Good Friday comes this month, the old woman runs, with one or two a penny hot cross buns (Poor Robin’s Amanack (1733) )
I always like to make an effort to bake something traditional and seasonal to mark special times of year and so last Easter, I decided to try my hand at Hot Cross Buns. Only trouble is, my husband and I both can’t stand dried fruit, so as usual I opted for chocolate instead!
My first attempt was using a gluten-free recipe, which we both loved, but didn’t keep fresh for very long. This year, I opted instead for the ‘gluten-full’ version as I was keen to try my skills at kneading dough. We loved this too!
Hot Choc Buns
625 grams strong white flour
1 1/2 tsp. fast action yeast
1 tbsp. sugar
1 tbsp. honey
1 tbsp. cocoa powder
50 grams of butter plus extra butter for greasing.
275 ml milk
100 grams white chocolate
100 grams milk chocolate
1 tsp. cinnamon
For the topping
75 grams white chocolate
1 tbsp. golden syrup
1/2 tsp. of cinnamon
- Add the flour, salt, cocoa and cinnamon into a large bowl.
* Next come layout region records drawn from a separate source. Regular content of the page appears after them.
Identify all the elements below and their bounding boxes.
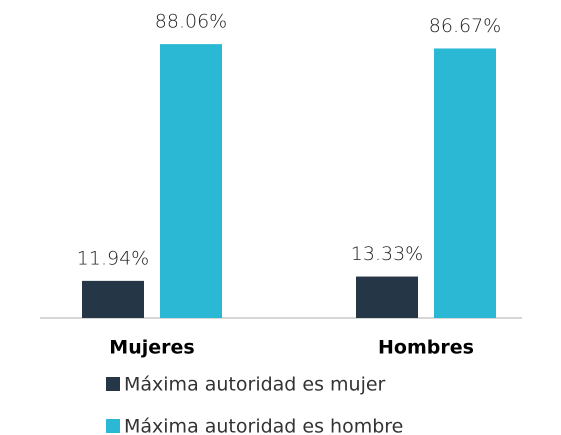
bar bbox=[160, 44, 222, 319]
legend-swatch bbox=[106, 377, 120, 391]
x-tick-label: Mujeres bbox=[109, 337, 194, 359]
data-label: 13.33% bbox=[351, 243, 423, 265]
legend-label: Máxima autoridad es hombre bbox=[124, 416, 403, 435]
legend-label: Máxima autoridad es mujer bbox=[124, 374, 386, 396]
data-label: 86.67% bbox=[429, 15, 501, 37]
x-tick-label: Hombres bbox=[378, 337, 474, 359]
legend-swatch bbox=[106, 419, 120, 433]
data-label: 11.94% bbox=[77, 247, 149, 269]
bar bbox=[82, 280, 144, 318]
bar bbox=[434, 48, 496, 318]
bar bbox=[356, 276, 418, 318]
data-label: 88.06% bbox=[155, 11, 227, 33]
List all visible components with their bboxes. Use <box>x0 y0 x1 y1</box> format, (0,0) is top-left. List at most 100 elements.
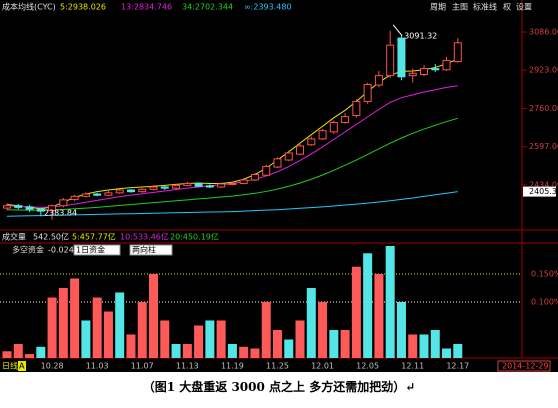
y-tick-label: 2597.00 <box>529 142 558 151</box>
candle-body <box>104 192 113 196</box>
bar <box>81 320 91 358</box>
bar <box>261 302 271 358</box>
candle-body <box>138 188 147 193</box>
bar <box>36 346 46 358</box>
bar <box>126 334 136 358</box>
candle-body <box>431 68 440 71</box>
bar <box>2 351 12 358</box>
candle-body <box>25 206 34 210</box>
chart: 周期 主图 标准线权设置 成本均线(CYC) 5:2938.026 13:2834.746… <box>0 0 558 372</box>
y-tick-label: 2923.00 <box>529 66 558 75</box>
candle-body <box>296 145 305 155</box>
bar <box>92 297 102 358</box>
date-label: 2014-12-29 <box>502 362 549 371</box>
bar <box>272 330 282 358</box>
candle-body <box>70 195 79 200</box>
panel-subtitle: -0.024% <box>48 246 82 255</box>
toolbar-button[interactable]: 主图 <box>452 2 468 12</box>
bar <box>47 297 57 358</box>
candle-body <box>386 44 395 77</box>
x-tick-label: 10.28 <box>41 362 64 371</box>
candle-body <box>115 189 124 194</box>
candle-body <box>262 166 271 176</box>
candle-body <box>48 205 57 211</box>
candle-body <box>239 179 248 184</box>
bar <box>453 344 463 358</box>
candle-body <box>194 182 203 187</box>
candle-body <box>36 208 45 212</box>
bar <box>408 334 418 358</box>
bar <box>329 330 339 358</box>
annotation-arrow <box>392 24 403 37</box>
dropdown-label[interactable]: 两向柱 <box>132 245 156 255</box>
price-tag-label: 2405.3 <box>529 187 557 196</box>
x-tick-label: 11.25 <box>266 362 289 371</box>
y-tick-label: 0.100% <box>531 298 558 307</box>
dropdown[interactable] <box>129 244 173 256</box>
caption: （图1 大盘重返 3000 点之上 多方还需加把劲）↵ <box>142 380 416 394</box>
volume-info: 20:450.19亿 <box>170 232 219 242</box>
bar <box>70 278 80 358</box>
y-tick-label: 2760.00 <box>529 104 558 113</box>
panel-title: 多空资金 <box>12 245 44 255</box>
dropdown[interactable] <box>73 244 121 256</box>
legend-entry: ∞:2393.480 <box>244 3 292 12</box>
bar <box>115 292 125 358</box>
bar <box>227 344 237 358</box>
date-box <box>497 360 551 372</box>
candle-body <box>3 205 11 209</box>
toolbar-button[interactable]: 周期 <box>430 3 446 12</box>
bar <box>103 311 113 358</box>
bar <box>25 354 35 358</box>
candle-body <box>250 174 259 181</box>
mode-box <box>18 361 26 371</box>
y-tick-label: 3086.00 <box>529 28 558 37</box>
x-tick-label: 11.19 <box>221 362 244 371</box>
candle-body <box>374 75 383 86</box>
legend-entry: 5:2938.026 <box>60 3 106 12</box>
bar <box>194 325 204 358</box>
candle-body <box>442 59 451 71</box>
annotation: 3091.32 <box>404 31 437 40</box>
candle-body <box>172 184 181 189</box>
price-tag <box>523 186 556 197</box>
candle-body <box>329 122 338 133</box>
candle-body <box>14 205 23 208</box>
x-tick-label: 12.05 <box>356 362 379 371</box>
bar <box>306 288 316 358</box>
bar <box>396 302 406 358</box>
toolbar-button[interactable]: 权 <box>503 2 511 12</box>
volume-info: 542.50亿 <box>33 232 69 242</box>
x-tick-label: 12.17 <box>446 362 469 371</box>
candle-body <box>453 42 462 63</box>
bar <box>205 320 215 358</box>
bar <box>419 334 429 358</box>
bar <box>171 344 181 358</box>
toolbar-button[interactable]: 设置 <box>516 2 532 12</box>
bar <box>318 302 328 358</box>
candle-body <box>397 37 406 78</box>
candle-body <box>273 158 282 168</box>
bar <box>250 348 260 358</box>
candle-body <box>160 186 169 189</box>
volume-info: 成交量 <box>2 232 26 242</box>
bar <box>13 344 23 358</box>
legend-entry: 13:2834.746 <box>121 3 172 12</box>
bar <box>340 330 350 358</box>
toolbar-button[interactable]: 标准线 <box>473 2 497 12</box>
x-tick-label: 11.07 <box>131 362 154 371</box>
bar <box>58 288 68 358</box>
dropdown-label[interactable]: 1日资金 <box>76 245 105 255</box>
bar <box>351 266 361 358</box>
candle-body <box>217 183 226 188</box>
bar <box>442 348 452 358</box>
bar <box>363 253 373 358</box>
ma-line <box>6 117 458 211</box>
candle-body <box>307 138 316 146</box>
x-tick-label: 11.13 <box>176 362 199 371</box>
annotation: 2383.84 <box>44 209 77 218</box>
candle-body <box>183 182 192 186</box>
x-tick-label: 11.03 <box>86 362 109 371</box>
bar <box>137 302 147 358</box>
candle-body <box>126 189 135 193</box>
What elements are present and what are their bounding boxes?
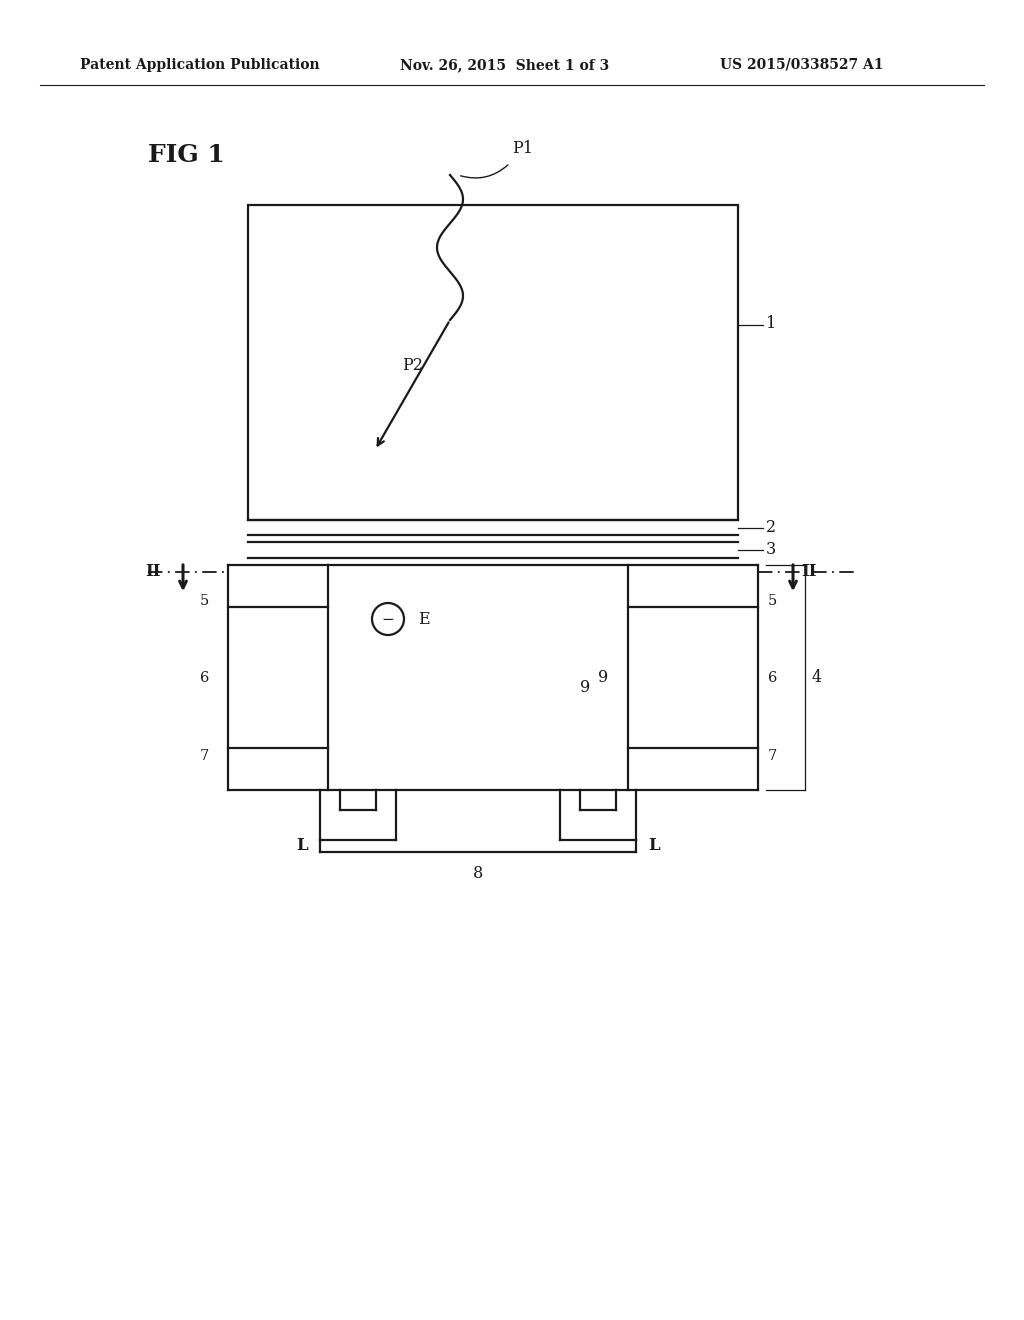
Bar [248, 205, 738, 520]
Text: 3: 3 [766, 541, 776, 558]
Text: Nov. 26, 2015  Sheet 1 of 3: Nov. 26, 2015 Sheet 1 of 3 [400, 58, 609, 73]
Text: 4: 4 [812, 669, 822, 686]
Text: 8: 8 [473, 866, 483, 883]
Text: 2: 2 [766, 520, 776, 536]
Text: US 2015/0338527 A1: US 2015/0338527 A1 [720, 58, 884, 73]
Text: L: L [296, 837, 308, 854]
Text: II: II [801, 564, 816, 581]
Text: FIG 1: FIG 1 [148, 143, 225, 168]
Text: II: II [145, 564, 161, 581]
Text: L: L [648, 837, 659, 854]
Text: P2: P2 [402, 356, 423, 374]
Text: 6: 6 [200, 671, 209, 685]
Text: 9: 9 [580, 680, 590, 697]
Text: Patent Application Publication: Patent Application Publication [80, 58, 319, 73]
Text: −: − [382, 611, 394, 627]
Text: 6: 6 [768, 671, 777, 685]
Text: 7: 7 [768, 748, 777, 763]
Text: P1: P1 [512, 140, 534, 157]
Text: E: E [418, 610, 430, 627]
Text: 9: 9 [598, 669, 608, 686]
Text: 5: 5 [768, 594, 777, 609]
Text: 7: 7 [200, 748, 209, 763]
Text: 1: 1 [766, 314, 776, 331]
Text: 5: 5 [200, 594, 209, 609]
- Rub in the butter to the flour mixture.
- Make a well and add in the honey, sugar and yeast.
- Beat the egg and add into the mixture.
- Heat the milk in a microwave for about a minute (until it is slightly warmer than room temperature) Add the milk into the mixture and mix together to form a dough.
- On a lightly floured surface, turn out the dough and flatten as much as you can.
- Add half the white chocolate and milk chocolate and work into the dough.
- Flatten the dough out again and work the rest of the chocolate into the dough.
- Knead the dough for approximately 5 minutes until it is smooth and elastic.
- Shape the dough into a ball shape.
- Grease the large bowl with butter and add the dough into the ball.
- Cover with a clean tea towel and place the bowl in a warm place for an hour to prove.
- After an hour, place the dough on a lightly floured surface and knock back ((??)) the dough.
- Shape it into a ball and place back into the bowl, cover with the tea towel and leave to rise for a further 30 minutes.
- After 30 minutes, turn the dough out onto a lightly floured surface, divide the mixture in two, roll out each of the two parts and divide each part into 6 equal pieces.
- Roll each piece into a ball and then flatten slightly to make a bun shape.
- Cover the 12 buns and leave to rest for 5 minutes.
- Grease a baking tray with butter (I greased two smaller baking trays as my oven isn’t that big) and add the buns to the tray(s).
- Completely cover the buns with cling film and leave to rise for 40 minutes Preheat the oven to 230C/gas 8. (I put my oven on about 15 minutes before I put the buns in the oven.)
- Place the buns in the oven for 10 minutes.
- While the buns are baking, place the golden syrup into a bowl and stir.
- Heat the golden syrup up in the microwave for 10-15 seconds.
- As soon as the buns are ready, brush the golden syrup over the buns, then place them on a wire rack to cool.
- After they have cooled, melt the white chocolate. To melt, I chop up the chocolate, place it into a microwaveable bowl and heat for 20 seconds at a time until just melted. In between each 20 second interval, I stir the chocolate making sure the mixture does not get too hot.
- Once melted, add to a piping bag and pipe a cross on each bun.
- Leave the chocolate to set and serve!
- The buns taste good straight from the oven. But please remember to cool slightly before eating- ‘hot’ should not be taken too literally!
- If you do not like cinnamon then feel free to leave this out.
- Use dark chocolate, if you prefer it to milk. The chocolatier the better!
- The buns taste good with butter spread over them.
- The only difficult part to this recipe is the kneading of the dough as it is quite stiff.
………….No jokes please about buns in the oven!!